冬の暮らし
雪国の冬は、覚悟ではなく、準備
「冬はどのくらい大変ですか」——これは移住検討者から最も多い質問のひとつです。結論から言えば、準備があれば過ごせます。準備がないと、しんどい。この記事では、下川町の冬の実態と、都市から来た人が備えるべきことを整理します。
寒さの実際
気温
- 12月〜2月の最低気温はマイナス15〜25度 が珍しくない
- 昼間もマイナスの日が多い
- 朝晩と日中の寒暖差がある
体感
- 外気の冷たさは「痛い」レベル
- 素肌が数分で凍傷リスク
- 一方、空気が乾いているので都市の冬より耐えやすい という声も多い
「マイナス20度」と数字で聞くと怖いけれど、風が弱い日は意外と穏やかです。
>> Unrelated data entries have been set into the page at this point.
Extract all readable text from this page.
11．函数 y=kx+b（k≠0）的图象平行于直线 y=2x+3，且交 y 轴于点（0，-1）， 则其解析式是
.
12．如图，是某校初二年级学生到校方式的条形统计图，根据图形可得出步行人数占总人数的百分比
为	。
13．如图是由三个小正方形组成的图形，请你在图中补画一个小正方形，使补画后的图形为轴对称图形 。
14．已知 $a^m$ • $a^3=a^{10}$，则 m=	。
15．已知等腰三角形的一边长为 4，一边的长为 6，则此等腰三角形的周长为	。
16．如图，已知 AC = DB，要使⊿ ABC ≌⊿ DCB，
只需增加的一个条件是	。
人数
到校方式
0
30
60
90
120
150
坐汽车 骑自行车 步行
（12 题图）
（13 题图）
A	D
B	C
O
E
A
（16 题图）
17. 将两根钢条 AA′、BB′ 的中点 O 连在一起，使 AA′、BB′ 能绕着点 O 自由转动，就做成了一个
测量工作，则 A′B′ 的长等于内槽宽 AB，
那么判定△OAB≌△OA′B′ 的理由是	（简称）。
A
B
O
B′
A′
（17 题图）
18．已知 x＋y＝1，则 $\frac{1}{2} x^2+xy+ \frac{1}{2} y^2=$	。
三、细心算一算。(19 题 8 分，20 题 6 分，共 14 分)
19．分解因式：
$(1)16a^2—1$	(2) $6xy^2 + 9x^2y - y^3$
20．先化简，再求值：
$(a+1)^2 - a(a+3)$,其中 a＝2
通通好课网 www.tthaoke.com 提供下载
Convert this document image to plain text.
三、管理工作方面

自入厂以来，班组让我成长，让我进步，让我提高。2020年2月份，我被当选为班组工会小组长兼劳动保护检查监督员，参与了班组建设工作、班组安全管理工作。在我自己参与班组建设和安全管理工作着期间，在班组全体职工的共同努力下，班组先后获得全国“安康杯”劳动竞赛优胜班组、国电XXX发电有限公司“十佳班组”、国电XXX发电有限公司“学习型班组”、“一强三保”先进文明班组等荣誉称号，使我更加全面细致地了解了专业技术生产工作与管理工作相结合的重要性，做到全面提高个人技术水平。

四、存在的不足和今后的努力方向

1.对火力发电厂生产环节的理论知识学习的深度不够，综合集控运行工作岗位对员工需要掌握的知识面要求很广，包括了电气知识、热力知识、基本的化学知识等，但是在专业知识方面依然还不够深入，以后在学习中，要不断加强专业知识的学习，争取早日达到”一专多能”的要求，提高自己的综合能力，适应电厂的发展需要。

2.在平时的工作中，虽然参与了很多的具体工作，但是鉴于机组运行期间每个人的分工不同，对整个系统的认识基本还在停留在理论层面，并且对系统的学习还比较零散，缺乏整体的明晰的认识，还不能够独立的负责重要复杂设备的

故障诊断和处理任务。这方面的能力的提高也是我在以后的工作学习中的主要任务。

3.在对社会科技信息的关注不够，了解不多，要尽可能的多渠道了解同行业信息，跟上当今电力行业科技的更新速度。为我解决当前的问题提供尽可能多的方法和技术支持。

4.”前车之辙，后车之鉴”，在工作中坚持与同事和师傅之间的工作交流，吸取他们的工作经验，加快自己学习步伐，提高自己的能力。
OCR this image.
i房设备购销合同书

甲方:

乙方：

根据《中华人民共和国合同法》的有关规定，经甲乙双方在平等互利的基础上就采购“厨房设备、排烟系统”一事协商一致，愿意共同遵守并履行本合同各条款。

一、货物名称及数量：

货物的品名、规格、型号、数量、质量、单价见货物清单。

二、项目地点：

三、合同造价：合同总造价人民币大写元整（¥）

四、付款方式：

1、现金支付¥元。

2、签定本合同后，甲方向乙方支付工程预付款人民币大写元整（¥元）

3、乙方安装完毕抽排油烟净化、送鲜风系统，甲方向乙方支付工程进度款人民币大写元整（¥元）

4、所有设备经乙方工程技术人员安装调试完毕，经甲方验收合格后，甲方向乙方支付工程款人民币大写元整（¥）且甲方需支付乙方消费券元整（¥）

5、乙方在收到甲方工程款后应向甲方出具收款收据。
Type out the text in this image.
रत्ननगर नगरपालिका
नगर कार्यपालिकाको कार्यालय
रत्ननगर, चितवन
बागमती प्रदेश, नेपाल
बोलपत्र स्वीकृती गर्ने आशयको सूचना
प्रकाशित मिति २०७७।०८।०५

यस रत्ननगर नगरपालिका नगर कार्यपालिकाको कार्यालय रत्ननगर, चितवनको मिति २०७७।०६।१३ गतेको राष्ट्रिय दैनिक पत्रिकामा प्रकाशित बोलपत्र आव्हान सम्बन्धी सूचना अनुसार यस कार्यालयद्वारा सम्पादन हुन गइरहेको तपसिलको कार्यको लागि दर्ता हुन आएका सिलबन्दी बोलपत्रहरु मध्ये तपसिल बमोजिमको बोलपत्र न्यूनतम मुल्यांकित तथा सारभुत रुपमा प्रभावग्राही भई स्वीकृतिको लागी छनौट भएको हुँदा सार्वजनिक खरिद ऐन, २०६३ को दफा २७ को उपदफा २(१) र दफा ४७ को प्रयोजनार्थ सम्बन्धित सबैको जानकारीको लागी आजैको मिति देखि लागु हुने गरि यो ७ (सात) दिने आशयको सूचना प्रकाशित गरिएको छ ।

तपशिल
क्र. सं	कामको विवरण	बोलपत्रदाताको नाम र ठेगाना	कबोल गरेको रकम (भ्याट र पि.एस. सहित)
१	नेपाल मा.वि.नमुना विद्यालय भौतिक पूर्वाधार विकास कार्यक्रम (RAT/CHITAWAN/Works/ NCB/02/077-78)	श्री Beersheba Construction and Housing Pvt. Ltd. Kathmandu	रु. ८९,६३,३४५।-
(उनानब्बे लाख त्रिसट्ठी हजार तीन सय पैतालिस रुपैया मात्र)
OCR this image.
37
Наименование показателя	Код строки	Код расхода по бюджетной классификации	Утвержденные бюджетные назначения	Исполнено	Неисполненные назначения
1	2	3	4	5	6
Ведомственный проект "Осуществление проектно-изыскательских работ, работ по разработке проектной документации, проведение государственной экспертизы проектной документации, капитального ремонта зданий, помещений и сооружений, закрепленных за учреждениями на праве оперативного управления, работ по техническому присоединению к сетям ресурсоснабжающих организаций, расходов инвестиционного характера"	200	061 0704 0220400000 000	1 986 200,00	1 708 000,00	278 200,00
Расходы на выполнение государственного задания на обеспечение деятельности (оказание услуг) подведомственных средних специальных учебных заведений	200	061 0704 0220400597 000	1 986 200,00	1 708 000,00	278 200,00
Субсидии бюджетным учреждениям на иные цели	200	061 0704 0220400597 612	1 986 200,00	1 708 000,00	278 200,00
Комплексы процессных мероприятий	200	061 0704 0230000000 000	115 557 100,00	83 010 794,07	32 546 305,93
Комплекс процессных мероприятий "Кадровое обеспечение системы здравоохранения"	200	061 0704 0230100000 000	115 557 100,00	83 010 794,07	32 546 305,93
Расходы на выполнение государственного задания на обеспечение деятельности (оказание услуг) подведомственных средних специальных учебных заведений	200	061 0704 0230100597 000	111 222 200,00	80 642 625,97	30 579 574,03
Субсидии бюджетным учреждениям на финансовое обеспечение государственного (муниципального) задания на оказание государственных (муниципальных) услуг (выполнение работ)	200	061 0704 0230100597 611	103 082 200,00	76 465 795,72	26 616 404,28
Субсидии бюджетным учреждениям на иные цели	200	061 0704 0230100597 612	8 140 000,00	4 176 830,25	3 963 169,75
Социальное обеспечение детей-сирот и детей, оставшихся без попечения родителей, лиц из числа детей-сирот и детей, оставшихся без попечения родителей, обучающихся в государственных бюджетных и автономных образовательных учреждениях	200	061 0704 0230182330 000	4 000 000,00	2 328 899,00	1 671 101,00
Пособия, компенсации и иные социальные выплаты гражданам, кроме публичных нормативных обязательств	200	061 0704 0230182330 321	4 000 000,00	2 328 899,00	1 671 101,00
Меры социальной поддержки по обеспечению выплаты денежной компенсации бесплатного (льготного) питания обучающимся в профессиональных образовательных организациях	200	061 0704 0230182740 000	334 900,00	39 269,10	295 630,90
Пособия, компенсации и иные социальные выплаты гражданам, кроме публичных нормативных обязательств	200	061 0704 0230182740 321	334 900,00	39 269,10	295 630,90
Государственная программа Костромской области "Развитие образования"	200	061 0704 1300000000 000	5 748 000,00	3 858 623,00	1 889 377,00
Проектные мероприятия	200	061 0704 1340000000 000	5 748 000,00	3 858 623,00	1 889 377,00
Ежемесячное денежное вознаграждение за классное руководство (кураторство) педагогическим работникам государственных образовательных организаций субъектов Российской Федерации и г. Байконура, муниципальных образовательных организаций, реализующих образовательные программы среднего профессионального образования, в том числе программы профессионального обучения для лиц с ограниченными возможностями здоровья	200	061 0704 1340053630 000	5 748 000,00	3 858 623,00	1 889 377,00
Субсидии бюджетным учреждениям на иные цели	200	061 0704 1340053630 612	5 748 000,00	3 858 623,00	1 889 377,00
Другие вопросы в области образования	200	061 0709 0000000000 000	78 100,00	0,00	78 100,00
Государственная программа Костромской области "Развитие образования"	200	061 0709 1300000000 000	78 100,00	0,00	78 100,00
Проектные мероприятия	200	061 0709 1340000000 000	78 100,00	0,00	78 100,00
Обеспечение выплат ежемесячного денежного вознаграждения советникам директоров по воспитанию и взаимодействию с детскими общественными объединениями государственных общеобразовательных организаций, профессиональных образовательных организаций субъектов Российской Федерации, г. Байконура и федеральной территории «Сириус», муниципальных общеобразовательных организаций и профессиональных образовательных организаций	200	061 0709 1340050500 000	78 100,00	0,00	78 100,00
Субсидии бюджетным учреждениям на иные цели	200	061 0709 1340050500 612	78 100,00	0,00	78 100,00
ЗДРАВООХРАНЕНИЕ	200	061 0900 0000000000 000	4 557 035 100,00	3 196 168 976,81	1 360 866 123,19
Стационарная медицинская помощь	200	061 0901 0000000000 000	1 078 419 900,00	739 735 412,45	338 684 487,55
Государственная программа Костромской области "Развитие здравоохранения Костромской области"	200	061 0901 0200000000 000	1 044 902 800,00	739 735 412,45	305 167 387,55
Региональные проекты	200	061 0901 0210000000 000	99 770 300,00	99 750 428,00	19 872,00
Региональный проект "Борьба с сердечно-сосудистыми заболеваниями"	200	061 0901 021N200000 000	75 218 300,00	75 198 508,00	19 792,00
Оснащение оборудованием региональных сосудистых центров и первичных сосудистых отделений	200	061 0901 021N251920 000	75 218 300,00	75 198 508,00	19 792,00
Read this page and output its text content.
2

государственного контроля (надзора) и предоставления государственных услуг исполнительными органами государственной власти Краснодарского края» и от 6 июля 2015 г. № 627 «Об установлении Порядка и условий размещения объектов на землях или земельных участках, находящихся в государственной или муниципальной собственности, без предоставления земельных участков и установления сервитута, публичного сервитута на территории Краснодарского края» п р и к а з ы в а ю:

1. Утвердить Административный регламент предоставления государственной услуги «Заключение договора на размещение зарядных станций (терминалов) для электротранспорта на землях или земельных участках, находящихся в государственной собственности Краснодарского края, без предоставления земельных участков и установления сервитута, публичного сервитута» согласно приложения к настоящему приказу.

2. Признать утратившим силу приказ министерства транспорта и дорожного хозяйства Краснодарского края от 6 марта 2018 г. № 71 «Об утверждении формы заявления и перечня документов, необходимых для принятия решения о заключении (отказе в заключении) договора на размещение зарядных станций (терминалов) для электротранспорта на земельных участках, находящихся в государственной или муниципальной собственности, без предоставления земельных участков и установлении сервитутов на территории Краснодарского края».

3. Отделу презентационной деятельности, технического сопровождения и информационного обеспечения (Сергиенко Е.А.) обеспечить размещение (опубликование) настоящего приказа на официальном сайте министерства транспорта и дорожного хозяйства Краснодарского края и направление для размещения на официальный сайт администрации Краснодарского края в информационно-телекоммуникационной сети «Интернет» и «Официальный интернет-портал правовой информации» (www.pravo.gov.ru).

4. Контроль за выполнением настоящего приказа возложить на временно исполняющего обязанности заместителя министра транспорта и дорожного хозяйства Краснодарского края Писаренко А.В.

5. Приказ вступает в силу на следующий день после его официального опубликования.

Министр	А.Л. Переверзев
風速と湿度の組み合わせで体感は変わります。
住まいの備え
断熱・気密
雪国の家は断熱性能が高い。窓は二重〜三重サッシ、壁・屋根の断熱材が分厚い。家の中は半袖で過ごせる家 が珍しくありません。
暖房
- 灯油ボイラー(セントラルヒーティング) が主流
- まきストーブ を併用する家も多い
- 電気・エアコンは補助的
水道凍結対策
外気が下がると水道管の凍結リスクがあります。
- 長期不在時は水抜きが必要
- 一部の蛇口は「凍結防止のために少し水を出し続ける」運用
雪対策
- 屋根の雪下ろし・雪庇対策
- 玄関前の除雪スペース
- 車の除雪スペース
車と移動
冬用タイヤは必須
11月〜4月は冬用タイヤ(スタッドレス)が必須。移住初年度に購入することになります。
4WDがあると安心
坂道・雪道・圧雪路の走行には、4WD車または前輪駆動車+スタッドレスの組み合わせが無難。
車の除雪
- 雪が降った朝は、車の除雪が日課
- 除雪ブラシ・スコップは車内常備
- 暖気運転の時間も計算に入れて出発
暖房・凍結対策
- エンジンオイルは寒冷地仕様
- バッテリーは冬場へたりやすい
- 鍵穴の凍結、ワイパーの凍結などにも対応が必要
雪かきのリアル
頻度
- まとまった雪が降る日は、朝・夕の2回作業
- 一度に30分〜1時間
- 降雪量の多い時期は連日続く
道具
- スコップ(大小数本)
- ママさんダンプ(雪を運ぶ道具)
- スノーダンプ
- 屋根の雪下ろし用の道具
身体への影響
- 足腰にかなりの負担
- 高齢者や腰痛持ちは慎重に
- 近所との協力や、除雪業者の活用も検討
「雪かきで1日の運動量が十分」という冗談がありますが、実際に冬場は運動不足になりにくい利点もあります。
町の除雪体制
市街地の主要道路は、早朝から除雪車が稼働します。通勤・通学に大きな支障が出ることは少ない のが町の強み。ただし、局所的な大雪の日は学校・仕事に影響が出ることも。
光熱費の現実
冬は暖房費が家計に大きく影響します。
- 灯油代(または電気・ガス代)は、都市より大幅に増える
- 一方、断熱性能の高い家ほど、冬の光熱費は抑えられる
- 家の性能で年間数万円〜十数万円の差が出る
家選びの段階で、断熱性能 を確認することが、冬の暮らしの快適度と家計の両方に効きます。
冬を楽しむ
冬は「耐える季節」ではありません。雪国ならではの楽しみ方があります。
- パウダースノーでのスキー・スノーボード
- スノーシュー・歩くスキー(クロスカントリー)
- アイスキャンドル・雪像づくり
- 星空観察(冬の空気は最も澄む)
- まきストーブのそばで本を読む時間
「冬が好きになった」という移住者は少なくありません。
冬の孤独感への備え
雪国の冬は、移動が億劫になり、外出頻度が下がります。精神的な落ち込み を感じる人もいます。対策として:
- 町のイベント・集まりに参加する
- 室内の趣味を増やす
- 定期的に町外に出る
- オンラインで家族・友人とつながる
冬を体感する
文章でどれだけ書いても、雪国の冬は体験しないと本当のところはわかりません。冬の体験滞在 で、一度試してみることを強く勧めます。